声は独り言にしては小さすぎた。誰にも聞こえないように、唇だけが動く。紫のマニキュアが施された爪が、無意識に二の腕の肌を引っ掻いていた。コンプレックスの塊のような太腿を隠すスカートを、片手でぎゅっと握り直す。
るるかは理由もわからず、目的もなくコスプレ会場を見渡しながら歩き出す。が、カメコと呼ばれるカメラマン達がコスプレイヤーを囲み撮影をしている風景を見て足を止めた。
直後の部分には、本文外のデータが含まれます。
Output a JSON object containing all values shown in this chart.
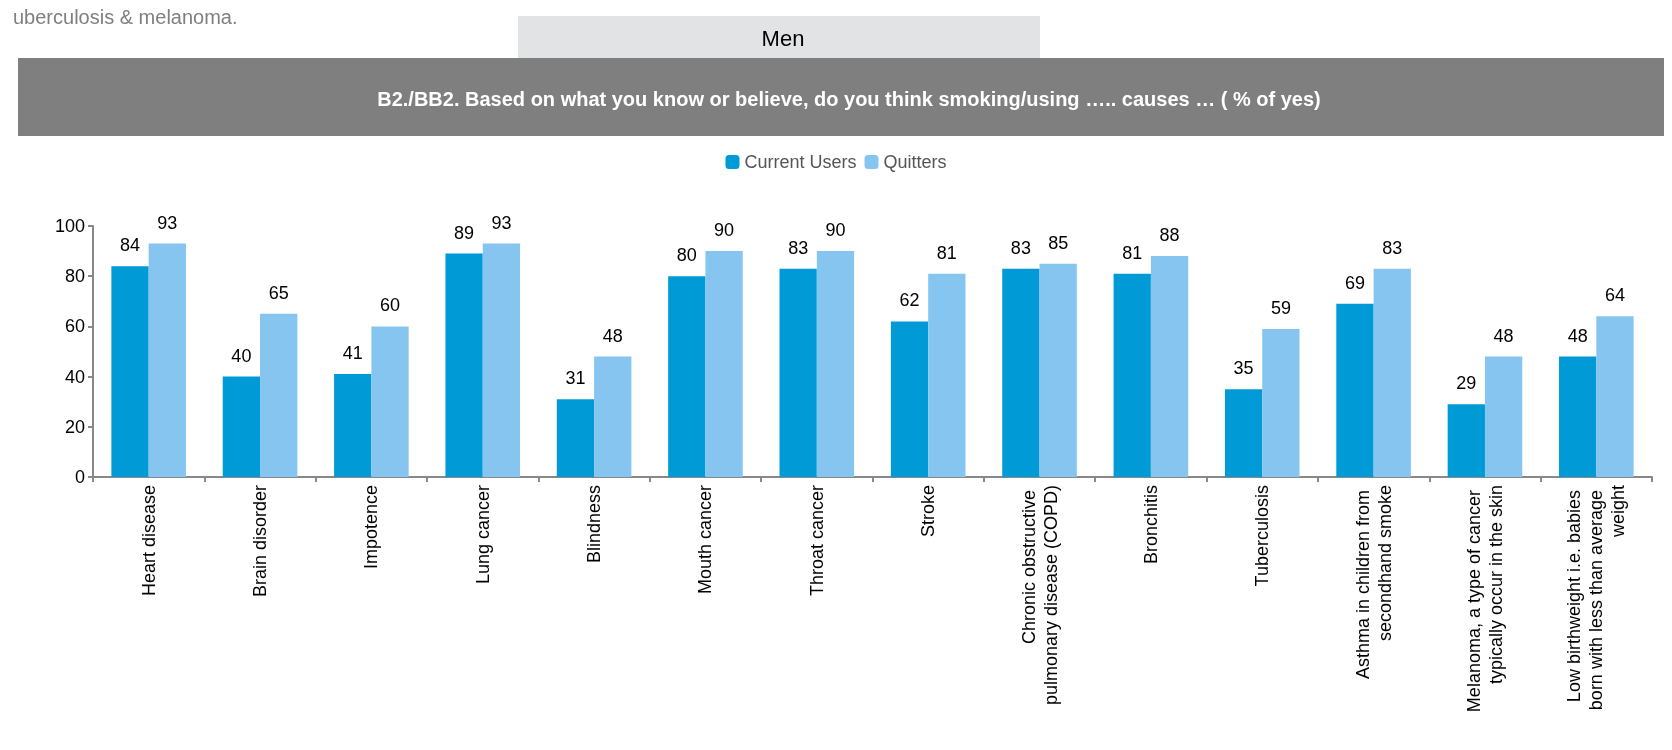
{
  "chart_data": {
    "type": "bar",
    "title": "B2./BB2. Based on what you know or believe, do you think smoking/using ….. causes … ( % of yes)",
    "subtitle": "Men",
    "annotations": [
      "uberculosis & melanoma."
    ],
    "categories": [
      "Heart disease",
      "Brain disorder",
      "Impotence",
      "Lung cancer",
      "Blindness",
      "Mouth cancer",
      "Throat cancer",
      "Stroke",
      "Chronic obstructive pulmonary disease (COPD)",
      "Bronchitis",
      "Tuberculosis",
      "Asthma in children from secondhand smoke",
      "Melanoma, a type of cancer typically occur in the skin",
      "Low birthweight i.e. babies born with less than average weight"
    ],
    "series": [
      {
        "name": "Current Users",
        "color": "#009ad6",
        "values": [
          84,
          40,
          41,
          89,
          31,
          80,
          83,
          62,
          83,
          81,
          35,
          69,
          29,
          48
        ]
      },
      {
        "name": "Quitters",
        "color": "#87c5f1",
        "values": [
          93,
          65,
          60,
          93,
          48,
          90,
          90,
          81,
          85,
          88,
          59,
          83,
          48,
          64
        ]
      }
    ],
    "ylim": [
      0,
      100
    ],
    "yticks": [
      0,
      20,
      40,
      60,
      80,
      100
    ],
    "grid": false,
    "legend": "top",
    "data_labels": true
  }
}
足を止めたるるかを見た何人かのカメコが近づいてくる。
すいません、撮らせてもらえますか?
声をかけられた瞬間、るるかの肩がびくりと跳ねた。振り返った先にいたのは一眼レフカメラを構えた若い男。人当たりの良さそうな笑顔を浮かべているが、その目は明らかにるるかの衣装——キュアアルカナシャドウのコスチューム——を舐めるように観察していた。
あ、はい……どうぞ……。
反射的に出た言葉だった。断るという選択肢がるるかの辞書にはない。「撮らせてもらっていいですか」という丁寧な質問の形をした要求に、「はい」と答える以外の何を返せるというのか。るるか自身、なぜ自分が許可を出したのかわかっていない。ただ、目の前の人間に不快な顔をされるのが怖かった。
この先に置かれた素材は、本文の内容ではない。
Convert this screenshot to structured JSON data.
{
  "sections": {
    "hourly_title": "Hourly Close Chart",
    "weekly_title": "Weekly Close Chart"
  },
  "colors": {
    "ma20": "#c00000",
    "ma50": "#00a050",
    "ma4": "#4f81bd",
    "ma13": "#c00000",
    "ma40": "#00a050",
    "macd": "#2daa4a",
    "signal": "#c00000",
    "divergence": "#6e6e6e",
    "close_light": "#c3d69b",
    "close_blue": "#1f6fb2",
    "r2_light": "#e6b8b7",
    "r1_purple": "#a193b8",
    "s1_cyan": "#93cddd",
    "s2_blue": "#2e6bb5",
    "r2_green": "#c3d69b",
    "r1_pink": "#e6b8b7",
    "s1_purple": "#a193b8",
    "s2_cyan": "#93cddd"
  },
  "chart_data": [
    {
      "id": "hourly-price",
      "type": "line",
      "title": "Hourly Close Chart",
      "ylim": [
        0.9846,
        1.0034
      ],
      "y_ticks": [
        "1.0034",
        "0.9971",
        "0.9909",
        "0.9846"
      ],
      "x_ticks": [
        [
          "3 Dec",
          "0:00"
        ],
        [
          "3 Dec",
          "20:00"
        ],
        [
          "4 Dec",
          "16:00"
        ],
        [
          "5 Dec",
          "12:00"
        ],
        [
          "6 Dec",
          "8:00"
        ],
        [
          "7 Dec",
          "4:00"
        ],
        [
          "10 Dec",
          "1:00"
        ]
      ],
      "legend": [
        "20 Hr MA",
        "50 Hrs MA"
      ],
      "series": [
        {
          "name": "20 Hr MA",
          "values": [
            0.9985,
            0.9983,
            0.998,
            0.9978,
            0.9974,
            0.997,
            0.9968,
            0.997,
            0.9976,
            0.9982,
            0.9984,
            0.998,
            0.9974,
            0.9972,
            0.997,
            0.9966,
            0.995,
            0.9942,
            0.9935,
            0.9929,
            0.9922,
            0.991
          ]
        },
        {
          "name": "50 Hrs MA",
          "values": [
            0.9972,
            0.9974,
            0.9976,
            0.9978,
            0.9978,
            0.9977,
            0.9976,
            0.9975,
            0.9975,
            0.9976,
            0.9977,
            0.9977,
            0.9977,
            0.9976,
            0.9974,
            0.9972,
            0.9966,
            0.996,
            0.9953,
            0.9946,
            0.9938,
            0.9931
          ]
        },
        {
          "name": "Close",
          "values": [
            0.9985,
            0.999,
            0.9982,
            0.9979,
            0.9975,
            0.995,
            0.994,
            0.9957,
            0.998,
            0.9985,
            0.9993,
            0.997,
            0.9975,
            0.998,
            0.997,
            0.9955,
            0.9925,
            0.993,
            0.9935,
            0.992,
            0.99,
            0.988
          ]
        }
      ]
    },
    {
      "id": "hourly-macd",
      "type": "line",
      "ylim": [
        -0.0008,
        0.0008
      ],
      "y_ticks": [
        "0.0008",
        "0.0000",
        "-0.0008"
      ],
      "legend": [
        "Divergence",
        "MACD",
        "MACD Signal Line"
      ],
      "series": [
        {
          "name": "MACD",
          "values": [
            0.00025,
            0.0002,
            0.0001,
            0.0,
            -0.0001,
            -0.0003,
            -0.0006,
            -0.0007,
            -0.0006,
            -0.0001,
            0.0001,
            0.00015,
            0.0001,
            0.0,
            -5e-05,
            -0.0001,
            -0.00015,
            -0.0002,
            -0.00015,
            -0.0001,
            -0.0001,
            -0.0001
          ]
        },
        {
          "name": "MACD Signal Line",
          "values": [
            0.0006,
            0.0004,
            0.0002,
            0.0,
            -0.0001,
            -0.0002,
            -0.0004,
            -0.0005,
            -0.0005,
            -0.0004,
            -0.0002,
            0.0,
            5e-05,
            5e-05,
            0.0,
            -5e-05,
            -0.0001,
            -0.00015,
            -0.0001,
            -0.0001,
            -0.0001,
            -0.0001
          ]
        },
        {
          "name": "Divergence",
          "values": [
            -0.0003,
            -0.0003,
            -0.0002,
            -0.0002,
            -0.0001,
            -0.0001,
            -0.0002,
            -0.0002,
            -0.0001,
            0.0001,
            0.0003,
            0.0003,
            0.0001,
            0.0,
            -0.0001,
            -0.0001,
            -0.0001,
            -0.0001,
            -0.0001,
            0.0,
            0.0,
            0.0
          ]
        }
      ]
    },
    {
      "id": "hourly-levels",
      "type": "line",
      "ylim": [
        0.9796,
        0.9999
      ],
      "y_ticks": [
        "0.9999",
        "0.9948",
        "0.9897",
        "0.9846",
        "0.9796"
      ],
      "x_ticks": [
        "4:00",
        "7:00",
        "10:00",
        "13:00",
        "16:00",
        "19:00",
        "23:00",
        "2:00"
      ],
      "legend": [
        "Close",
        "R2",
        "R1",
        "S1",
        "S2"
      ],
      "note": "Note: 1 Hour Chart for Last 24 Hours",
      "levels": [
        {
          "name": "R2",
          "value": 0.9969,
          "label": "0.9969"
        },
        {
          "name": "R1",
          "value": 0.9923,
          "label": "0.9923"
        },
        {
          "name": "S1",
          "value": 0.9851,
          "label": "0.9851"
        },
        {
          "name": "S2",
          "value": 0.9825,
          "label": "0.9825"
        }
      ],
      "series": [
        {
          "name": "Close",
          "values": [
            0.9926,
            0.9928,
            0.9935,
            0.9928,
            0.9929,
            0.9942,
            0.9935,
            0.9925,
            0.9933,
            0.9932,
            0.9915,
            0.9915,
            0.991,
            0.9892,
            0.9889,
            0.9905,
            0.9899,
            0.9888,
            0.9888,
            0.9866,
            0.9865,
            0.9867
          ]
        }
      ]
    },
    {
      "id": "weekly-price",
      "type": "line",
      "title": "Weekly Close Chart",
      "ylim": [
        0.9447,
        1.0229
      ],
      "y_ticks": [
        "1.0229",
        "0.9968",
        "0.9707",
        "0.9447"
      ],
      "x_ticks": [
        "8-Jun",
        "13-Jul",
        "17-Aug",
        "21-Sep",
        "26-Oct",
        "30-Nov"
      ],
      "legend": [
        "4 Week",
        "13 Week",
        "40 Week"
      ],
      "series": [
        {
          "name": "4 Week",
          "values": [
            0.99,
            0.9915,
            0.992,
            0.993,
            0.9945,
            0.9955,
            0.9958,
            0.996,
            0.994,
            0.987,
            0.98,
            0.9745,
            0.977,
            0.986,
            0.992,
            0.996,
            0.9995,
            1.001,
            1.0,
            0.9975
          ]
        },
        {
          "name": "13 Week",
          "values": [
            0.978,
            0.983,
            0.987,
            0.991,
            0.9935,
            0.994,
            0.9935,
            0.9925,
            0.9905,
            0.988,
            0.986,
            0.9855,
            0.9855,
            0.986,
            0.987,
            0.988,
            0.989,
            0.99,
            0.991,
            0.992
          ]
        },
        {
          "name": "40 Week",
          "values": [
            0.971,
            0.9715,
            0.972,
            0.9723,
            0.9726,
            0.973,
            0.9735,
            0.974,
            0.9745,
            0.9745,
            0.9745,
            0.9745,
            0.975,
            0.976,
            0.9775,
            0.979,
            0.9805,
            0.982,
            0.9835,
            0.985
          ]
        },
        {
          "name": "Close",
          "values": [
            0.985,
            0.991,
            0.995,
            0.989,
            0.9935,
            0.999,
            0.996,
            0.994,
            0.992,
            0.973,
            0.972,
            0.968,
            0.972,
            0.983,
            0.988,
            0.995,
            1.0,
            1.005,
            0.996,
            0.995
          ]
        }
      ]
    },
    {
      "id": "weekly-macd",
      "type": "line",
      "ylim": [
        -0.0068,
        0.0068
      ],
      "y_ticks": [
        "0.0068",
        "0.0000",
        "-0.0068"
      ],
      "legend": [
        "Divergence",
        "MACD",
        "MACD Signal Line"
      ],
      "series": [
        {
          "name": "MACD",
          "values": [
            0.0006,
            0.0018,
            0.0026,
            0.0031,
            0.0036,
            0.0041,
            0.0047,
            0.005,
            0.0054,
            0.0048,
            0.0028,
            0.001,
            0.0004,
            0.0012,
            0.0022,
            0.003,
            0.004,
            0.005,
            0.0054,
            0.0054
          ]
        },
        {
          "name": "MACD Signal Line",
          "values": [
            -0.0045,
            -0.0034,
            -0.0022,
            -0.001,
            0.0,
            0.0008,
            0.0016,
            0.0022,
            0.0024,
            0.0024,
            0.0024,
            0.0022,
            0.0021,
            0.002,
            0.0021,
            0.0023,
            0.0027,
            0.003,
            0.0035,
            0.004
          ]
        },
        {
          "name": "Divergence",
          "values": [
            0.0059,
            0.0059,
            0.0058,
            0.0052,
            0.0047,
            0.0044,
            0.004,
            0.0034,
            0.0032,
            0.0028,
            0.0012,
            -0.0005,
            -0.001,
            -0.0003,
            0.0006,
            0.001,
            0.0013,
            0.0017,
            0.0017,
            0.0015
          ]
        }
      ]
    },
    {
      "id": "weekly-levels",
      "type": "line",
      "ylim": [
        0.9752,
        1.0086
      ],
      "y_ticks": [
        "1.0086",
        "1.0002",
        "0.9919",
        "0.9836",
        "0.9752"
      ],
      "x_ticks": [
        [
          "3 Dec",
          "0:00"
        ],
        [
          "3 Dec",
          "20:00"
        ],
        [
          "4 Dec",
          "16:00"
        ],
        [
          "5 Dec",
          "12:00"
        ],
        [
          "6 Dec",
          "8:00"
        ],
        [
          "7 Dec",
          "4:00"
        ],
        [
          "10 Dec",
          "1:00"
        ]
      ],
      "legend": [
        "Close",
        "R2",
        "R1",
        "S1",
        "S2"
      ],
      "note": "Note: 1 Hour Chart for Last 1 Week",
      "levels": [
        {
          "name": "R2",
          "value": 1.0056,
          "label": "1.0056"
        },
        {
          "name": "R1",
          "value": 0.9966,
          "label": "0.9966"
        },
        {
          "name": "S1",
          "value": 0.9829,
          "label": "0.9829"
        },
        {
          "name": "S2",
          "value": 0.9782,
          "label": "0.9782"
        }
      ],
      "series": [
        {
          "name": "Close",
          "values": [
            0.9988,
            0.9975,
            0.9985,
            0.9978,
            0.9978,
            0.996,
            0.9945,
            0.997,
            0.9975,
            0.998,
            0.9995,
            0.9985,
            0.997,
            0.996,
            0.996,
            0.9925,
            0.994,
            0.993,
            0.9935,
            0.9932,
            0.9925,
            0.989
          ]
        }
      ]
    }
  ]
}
一人が声をかけたのを皮切りに、周囲にいた数人のカメラマンが次々と寄ってきた。気がつけばるるかの周囲には人の壁が出来上がり中の様子が外からは見えない程になっていた。
ちょっと座ってポーズお願い出来ません?
一人のカメコが興奮気味にるるかに声をかける。そのレンズは果たしてどこを狙っているのか…
す、座る……?
震える膝を折り、その場にしゃがみ込んだ。スカートが太腿の半ばまでずり上がるのを慌てて手で抑え、紫がかった薄ピンクの毛先が床に流れ落ちた。顔を上げられないまま、るるかはカメラの方を見ることもできず、俯いたまま唇を噛んだ。るるかの目には、恐怖か羞恥心からか涙が浮かび始めている。